Academy of Medical Engineering and Translational Medicine, Tianjin University, Tianjin 300072 China; Tianjin Key Laboratory of Brain Science and Neuroengineering, Tianjin 300072 China.
Medizinische Physik, Carl von Ossietzky Universität Oldenburg and Cluster of Excellence "Hearing4all", Küpkersweg 74, 26129, Oldenburg, Germany.
Methods. 2022 Aug;204:410-417. doi: 10.1016/j.ymeth.2022.04.009. Epub 2022 Apr 18.

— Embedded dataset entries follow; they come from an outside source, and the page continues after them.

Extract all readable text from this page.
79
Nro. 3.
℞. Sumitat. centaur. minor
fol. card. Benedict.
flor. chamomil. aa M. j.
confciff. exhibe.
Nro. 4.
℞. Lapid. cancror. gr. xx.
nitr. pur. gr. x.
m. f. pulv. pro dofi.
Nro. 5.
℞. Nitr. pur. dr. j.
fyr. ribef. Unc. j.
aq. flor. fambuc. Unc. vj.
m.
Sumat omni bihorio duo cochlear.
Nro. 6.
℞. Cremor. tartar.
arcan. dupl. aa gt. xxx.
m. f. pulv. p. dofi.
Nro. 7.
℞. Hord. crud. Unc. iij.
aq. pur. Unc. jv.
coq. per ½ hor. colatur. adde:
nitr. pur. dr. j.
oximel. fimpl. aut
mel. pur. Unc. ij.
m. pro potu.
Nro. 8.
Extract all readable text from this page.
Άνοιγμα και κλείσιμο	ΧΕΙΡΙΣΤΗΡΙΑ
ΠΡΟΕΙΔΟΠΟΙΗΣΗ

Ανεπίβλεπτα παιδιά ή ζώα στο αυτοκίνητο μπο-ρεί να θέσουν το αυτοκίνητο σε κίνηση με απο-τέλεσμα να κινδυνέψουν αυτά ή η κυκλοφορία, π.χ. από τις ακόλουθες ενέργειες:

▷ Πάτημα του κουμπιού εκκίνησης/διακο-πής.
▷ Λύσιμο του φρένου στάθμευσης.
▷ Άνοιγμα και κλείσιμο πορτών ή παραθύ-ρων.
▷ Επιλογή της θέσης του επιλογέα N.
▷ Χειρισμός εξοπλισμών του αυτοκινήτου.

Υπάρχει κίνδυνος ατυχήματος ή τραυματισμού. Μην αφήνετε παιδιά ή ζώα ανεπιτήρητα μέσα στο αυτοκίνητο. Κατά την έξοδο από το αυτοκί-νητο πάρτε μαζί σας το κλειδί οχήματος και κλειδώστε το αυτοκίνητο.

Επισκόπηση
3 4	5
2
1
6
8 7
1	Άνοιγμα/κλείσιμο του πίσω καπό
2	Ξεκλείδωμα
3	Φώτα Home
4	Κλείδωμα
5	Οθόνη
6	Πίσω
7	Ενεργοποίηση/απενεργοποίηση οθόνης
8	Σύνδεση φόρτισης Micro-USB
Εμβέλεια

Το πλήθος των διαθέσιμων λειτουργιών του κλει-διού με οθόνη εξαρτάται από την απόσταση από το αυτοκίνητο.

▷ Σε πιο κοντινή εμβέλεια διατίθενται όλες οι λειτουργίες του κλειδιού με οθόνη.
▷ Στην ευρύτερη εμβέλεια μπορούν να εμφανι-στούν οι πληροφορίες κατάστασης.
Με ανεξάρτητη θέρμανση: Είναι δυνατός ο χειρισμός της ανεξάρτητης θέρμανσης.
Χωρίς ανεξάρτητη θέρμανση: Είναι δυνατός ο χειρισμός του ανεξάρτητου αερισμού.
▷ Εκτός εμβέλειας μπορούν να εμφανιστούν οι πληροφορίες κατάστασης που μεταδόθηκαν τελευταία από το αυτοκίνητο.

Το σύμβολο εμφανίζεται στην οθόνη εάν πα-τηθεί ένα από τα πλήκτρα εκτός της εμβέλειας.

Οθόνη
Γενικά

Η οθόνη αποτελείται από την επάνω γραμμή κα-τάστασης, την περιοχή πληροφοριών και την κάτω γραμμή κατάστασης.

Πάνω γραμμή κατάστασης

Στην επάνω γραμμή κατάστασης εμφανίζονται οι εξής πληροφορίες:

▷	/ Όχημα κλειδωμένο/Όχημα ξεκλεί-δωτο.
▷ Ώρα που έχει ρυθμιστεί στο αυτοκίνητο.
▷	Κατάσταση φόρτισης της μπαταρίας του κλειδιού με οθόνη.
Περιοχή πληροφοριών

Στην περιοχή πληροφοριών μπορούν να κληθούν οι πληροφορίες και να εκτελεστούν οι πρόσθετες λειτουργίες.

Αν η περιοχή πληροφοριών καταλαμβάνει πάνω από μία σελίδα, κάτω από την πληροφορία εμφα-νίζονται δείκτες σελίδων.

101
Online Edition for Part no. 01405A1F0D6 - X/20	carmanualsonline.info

The human auditory system extracts valid information in noisy environments while ignoring other distractions, relying primarily on auditory attention. Studies have shown that the cerebral cortex responds differently to the sound source locations and that auditory attention is time-varying. In this work, we proposed a data-driven encoder-decoder architecture model for auditory attention detection (AAD), denoted as AAD-transformer. The model contains temporal self-attention and channel attention modules and could reconstruct the speech envelope by dynamically assigning weights according to the temporal self-attention and channel attention mechanisms of electroencephalogram (EEG). In addition, the model is conducted based on data-driven without additional preprocessing steps. The proposed model was validated using a binaural listening dataset, in which the speech stimulus was Mandarin, and compared with other models. The results showed that the decoding accuracy of the AAD-transformer in the 0.15-second decoding time window was 76.35%, which was much higher than the accuracy of the linear model using temporal response function in the 3-second decoding time window (increased by 16.27%). This work provides a novel auditory attention detection method, and the data-driven characteristic makes it convenient for neural-steered hearing devices, especially those who speak tonal languages.
人类听觉系统在嘈杂环境中提取有效信息,同时忽略其他干扰,主要依赖听觉注意力。研究表明,大脑皮层对声源位置的反应不同,听觉注意力是时变的。在这项工作中,我们提出了一种用于听觉注意力检测(AAD)的数据驱动编码器-解码器架构模型,称为 AAD-transformer。该模型包含时间自注意力和通道注意力模块,可以通过根据脑电图(EEG)的时间自注意力和通道注意力机制动态分配权重来重建语音包络。此外,该模型基于数据驱动,无需额外的预处理步骤。该模型使用双耳听力数据集进行验证,其中语音刺激是普通话,并与其他模型进行了比较。结果表明,在 0.15 秒的解码时间窗口中,AAD-transformer 的解码准确率为 76.35%,比使用 3 秒解码时间窗口的时变响应函数的线性模型准确率(提高了 16.27%)高得多。这项工作提供了一种新的听觉注意力检测方法,数据驱动的特点使其方便用于神经导向的听力设备,特别是那些说声调语言的人。